STUDENT: uh the Jurassic?
PROFESSOR: bingo!
STUDENT: *smug look*
PROFESSOR: *marking paper* I just finished my dumb answers bingo, it was the Cretaceous
(My first day as a Judge): Bay leaf! Season the prisoner!
Courtroom:
Me: … Well this is embarrassing
Remember back when we knew the 7- or 10-digit phone numbers for ALL our friends and family. Now the only phone number I know is 911.
Polyamorous: in a relationship with more than one partner
Monopoly-amorous: plays board games with more than one group of friends
My wife had me try three new positions in the bedroom last night. But she ended up wanting the dresser back where it was.
High definition is like regular definition but it’s slightly paranoid and working on its second bag of Doritos.
The best way to get the woman of your dreams is to comment “gorgeous” on a minimum of 52 of her selfies.
Everyone at this exorcism is being like really mean to me
My old boss was married and had six girlfriends who all worked for him. I didn’t know relationships could work like days of the week underwear
[infant diary]
Father has disappeared during a game of peek-a-boo. I fear the worst.
Celery. For when you really need to chew your water.
We lay under the maple tree, the evening sun casting a warm glow on our faces. Turning to me, she said-
“Please stop narrating everything.”
FAKE BREEDS I’VE TOLD PEOPLE MY DOG IS AT THE DOG PARK: Venetian Dabney, Brown Feta, Waxbeard, Oxnard Pike, Blue Hustler, High Presbyterian
Of course I know the difference between right and wrong … wrong is the fun one
To the company that did an exhausting application and interview process for a job they did not choose me for,
I wish you the bes…eechingly WORST
if there were more women in lord of the rings it wouldn’t have taken 3 movies to get to mount doom just saying.

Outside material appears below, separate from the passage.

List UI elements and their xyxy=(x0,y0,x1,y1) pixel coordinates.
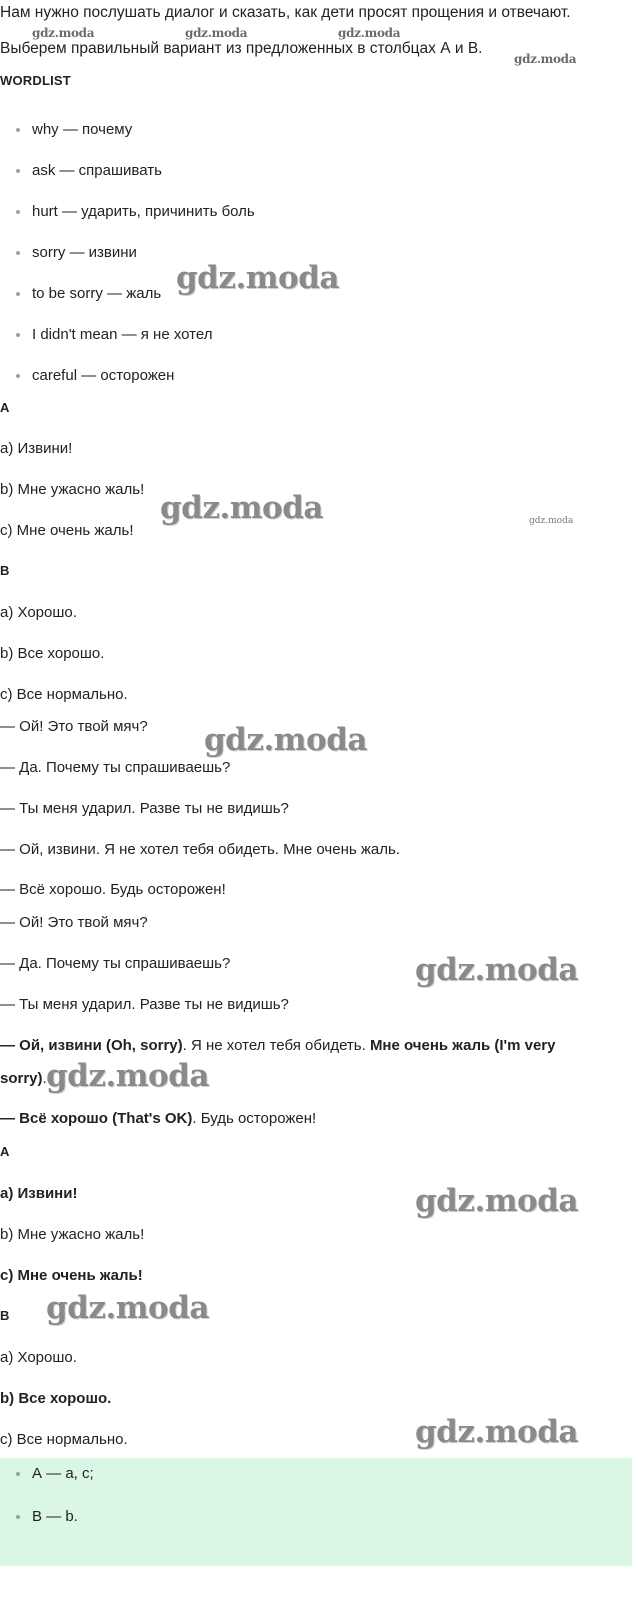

Show me a parent who has given 2 choices for dinner & I’ll show you a kid who picks something that wasn’t even an option
My daughter is taking a bath and asking me to bring her Camping Barbie and every time I present a Barbie to her she says “No, CAMPING Barbie.” She is growing frustrated. I don’t know what to do. All of the Barbies are naked.
Haha my cousin’s safeword is “chalice.” (We don’t have sex; I saw it cuz I hacked his email to get his salmon casserole recipe)
If Dracula were on Grindr, he would be looking for a guy with a blood sausage.
To any ex-military that live on my street I apologize for whatever messages we may be sending, 2yo has discovered light switches
Condescending:
(adj) showing patronizing superiority
(verb) a convict shimmying down a prison wall with a rope made of bed sheets.
Why would my wife ask if I was wearing this shirt when it’s already on? Stop talking in secret code.
Wife: Can you turn on the crock pot?